Subject: Generalized Lambert W function - premature commit
From: David Billinghurst
Date: Wed, 23 May 2012 19:06:47 +1000
On 23/05/2012 1:30 PM, Raymond Toy wrote:
> On 5/22/12 6:12 AM, David Billinghurst wrote:
>> On 22/05/2012 12:20 AM, David Billinghurst wrote:
>>> I have checked in a fix. It works for gcl under windows. Found
>>> another problem.
>>>
>>> fpprec:80$
>>> z:bfloat(-1/%e)-1b-20$
>>> (%i130) w:generalized_lambert_w(-1,z);
>>>
>>> Maxima encountered a Lisp error:
>>>
>>> Error in SETQ [or a callee]: Zero divisor.
>>>
>> Fixed this one too.

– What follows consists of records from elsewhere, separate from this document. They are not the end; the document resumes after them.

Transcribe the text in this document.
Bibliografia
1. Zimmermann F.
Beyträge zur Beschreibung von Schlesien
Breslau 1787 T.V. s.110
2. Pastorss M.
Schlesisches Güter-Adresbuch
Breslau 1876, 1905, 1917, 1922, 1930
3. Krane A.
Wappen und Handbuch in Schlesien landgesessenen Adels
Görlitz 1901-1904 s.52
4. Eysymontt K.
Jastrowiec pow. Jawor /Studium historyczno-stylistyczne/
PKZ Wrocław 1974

The bigfloat guess for the Halley iteration is
>> generated in floating point. This doesn't work when z is -1/%e to
>> machine precision. Need to use a bigfloat power series around the
>> branch point.
> Pretty cool stuff!
>
> I found a few test failures with cmucl. I think they all stem for the
> use of (exp 1) in 3 places. This produces a single-float approximation
> to %e, but we really want a double-float value. I just used (exp 1.0)
> in those 3 places. (I'm not surprised that this works for gcl (because
> single-float = double-float there), but it should fail for other lisps.)
>
> Now the only test that fails is 44, where cmucl only achieves an
> accuracy of 3.89b-69 instead of 1b-77. Not sure why there should be
> this discrepancy because bigfloats should produce the same answer
> everywhere.
>
> Ray
Thanks for the report. I have replaced (exp 1) with %e-val.
I've had a look at the test 44 failure. The root finder is
ill-conditioned so close to the branch point, and loses about 15 digits
of accuracy. I have relaxed the test tolerance significantly.
I have also used the bigfloat package to remove some duplicate code and
there is scope for further improvement. I needed a bigfloat %e so I
added the method to numeric.lisp, based on the code for the %pi method.